Every business is concerned about the impact of the 2019 Novel Coronavirus (COVID-19).  While some businesses must grapple with the impact of travel restrictions and global markets, every business must face the impact on employees.  The first step in addressing COVID-19 is to stay calm.  Assemble a team of key stakeholders to address issues that arise, and use this time to review your state and local laws and company policies.  Develop a communications plan and let your employees know that you care about their wellbeing and that you will take appropriate steps to protect their safety in the workplace.  We provide here our top ten tips for employers:

  1. Review federal, state, and local laws and resources unique to Coronavirus. The CDC has published Interim Guidance for Businesses and Employers to Plan and Respond to Coronavirus Disease 2019 (COVID-19), as well as guidance for travelers. OSHA has posted information on its website related to COVID-19 and the Office of Personnel Management has published guidelines.  Some states, like New York, have published FAQ’s for businesses and employers.  Bookmark your state’s public health sites so you can review them daily for new information.
  2. Be flexible with sick leave and encourage sick employees to stay home. Per CDC recommendations, allow for flexibility with your sick leave policies and be consistent with public health guidance.  Unpaid leave, such as that required by the FMLA, may drive employees to come to work even when they are sick.
  3. Allow employees to stay home to care for family members. Employees may need to care for a sick spouse, partner, child, or parent.  They should be encouraged to follow CDC guidelines for their own risk assessment.
  4. Consider flexible worksites and flexible work hours. Many employers already have telecommuting policies, which may need to be reviewed or applied flexibly. Those who do not have such policies should consider developing them to be prepared in case quarantine or lockdown measures are imposed or recommended by local, state, or federal governments.

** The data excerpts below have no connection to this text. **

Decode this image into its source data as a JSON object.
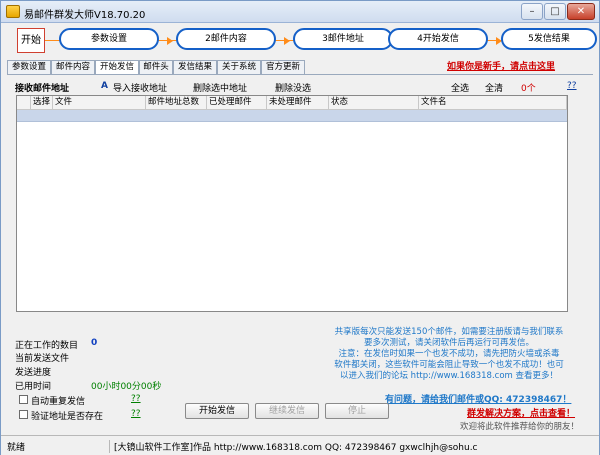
{
  "window": {
    "title": "易邮件群发大师V18.70.20",
    "minimize": "–",
    "maximize": "□",
    "close": "✕"
  },
  "steps": {
    "start": "开始",
    "items": [
      "参数设置",
      "2邮件内容",
      "3邮件地址",
      "4开始发信",
      "5发信结果"
    ]
  },
  "tabs": [
    "参数设置",
    "邮件内容",
    "开始发信",
    "邮件头",
    "发信结果",
    "关于系统",
    "官方更新"
  ],
  "active_tab": "开始发信",
  "newbie_link": "如果你是新手，请点击这里",
  "toolbar": {
    "receive_address": "接收邮件地址",
    "import": "导入接收地址",
    "delete_selected": "删除选中地址",
    "delete_unselected": "删除没选",
    "select_all": "全选",
    "clear_all": "全清",
    "count": "0个",
    "help": "??"
  },
  "grid": {
    "columns": [
      "选择",
      "文件",
      "邮件地址总数",
      "已处理邮件",
      "未处理邮件",
      "状态",
      "文件名"
    ]
  },
  "status": {
    "working_count_label": "正在工作的数目",
    "working_count": "0",
    "current_file_label": "当前发送文件",
    "progress_label": "发送进度",
    "elapsed_label": "已用时间",
    "elapsed": "00小时00分00秒",
    "auto_resend": "自动重复发信",
    "verify_address": "验证地址是否存在",
    "help": "??"
  },
  "notice": {
    "line1": "共享版每次只能发送150个邮件，如需要注册版请与我们联系",
    "line2": "要多次测试，请关闭软件后再运行可再发信。",
    "line3": "注意：在发信时如果一个也发不成功，请先把防火墙或杀毒",
    "line4": "软件都关闭，这些软件可能会阻止导致一个也发不成功！也可",
    "line5": "以进入我们的论坛 http://www.168318.com 查看更多！"
  },
  "buttons": {
    "start": "开始发信",
    "continue": "继续发信",
    "stop": "停止"
  },
  "contact": {
    "question": "有问题，请给我们邮件或QQ: 472398467！",
    "solution": "群发解决方案，点击查看！",
    "recommend": "欢迎将此软件推荐给你的朋友！"
  },
  "statusbar": {
    "ready": "就绪",
    "author": "[大镜山软件工作室]作品 http://www.168318.com QQ: 472398467 gxwclhjh@sohu.c"
  },
  "colors": {
    "accent_blue": "#1560c8",
    "link_red": "#d00000",
    "count_red": "#d00000",
    "step_orange": "#ff8c1a",
    "notice_blue": "#1f78c8",
    "elapsed_green": "#008000",
    "selection": "#c9d6ea"
  }
}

  5. Promote a safe and healthy workplace. Place health-related posters in common spaces and provide tissues, soap, hand sanitizer, etc.  Review and follow CDC and OSHA guidance.  Although the CDC has indicated that no additional disinfection beyond routine cleaning is necessary at this time, be sure to clean work surfaces, door knobs, countertops, and provide disposable wipes.
  6. Prepare a plan to reduce exposure. Employers should consider how business operations may need to be modified in the event COVID-19 becomes more widespread in the U.S.  Plans will need to be customized for the particular workplace and industry.
  7. Notify employees of risks while maintaining confidentiality. If an employee is confirmed to have COVID-19, employers should inform fellow employees of their possible exposure, but maintain confidentiality as required by federal and state law.
  8. Enforce anti-harassment and anti-discrimination policies. Fears about COVID-19 have triggered anti-Asian sentiment.  Federal and state laws prohibit discrimination and harassment based on race, ethnicity, and national origin.  Employers must review and enforce their policies consistently.
  9. Don’t fuel the rumors and treat employees with care. Direct employees to legitimate sources of information and do not fuel rumors, fears, and racism.  If employees appear distressed, provide support and consider referrals to employee assistance programs.
  10. Decide on a robust communication plan. Employers should plan now for communications in the event that many or all employees are not in the office.  An effective communication plan is essential in stressful times and when situations are evolving rapidly.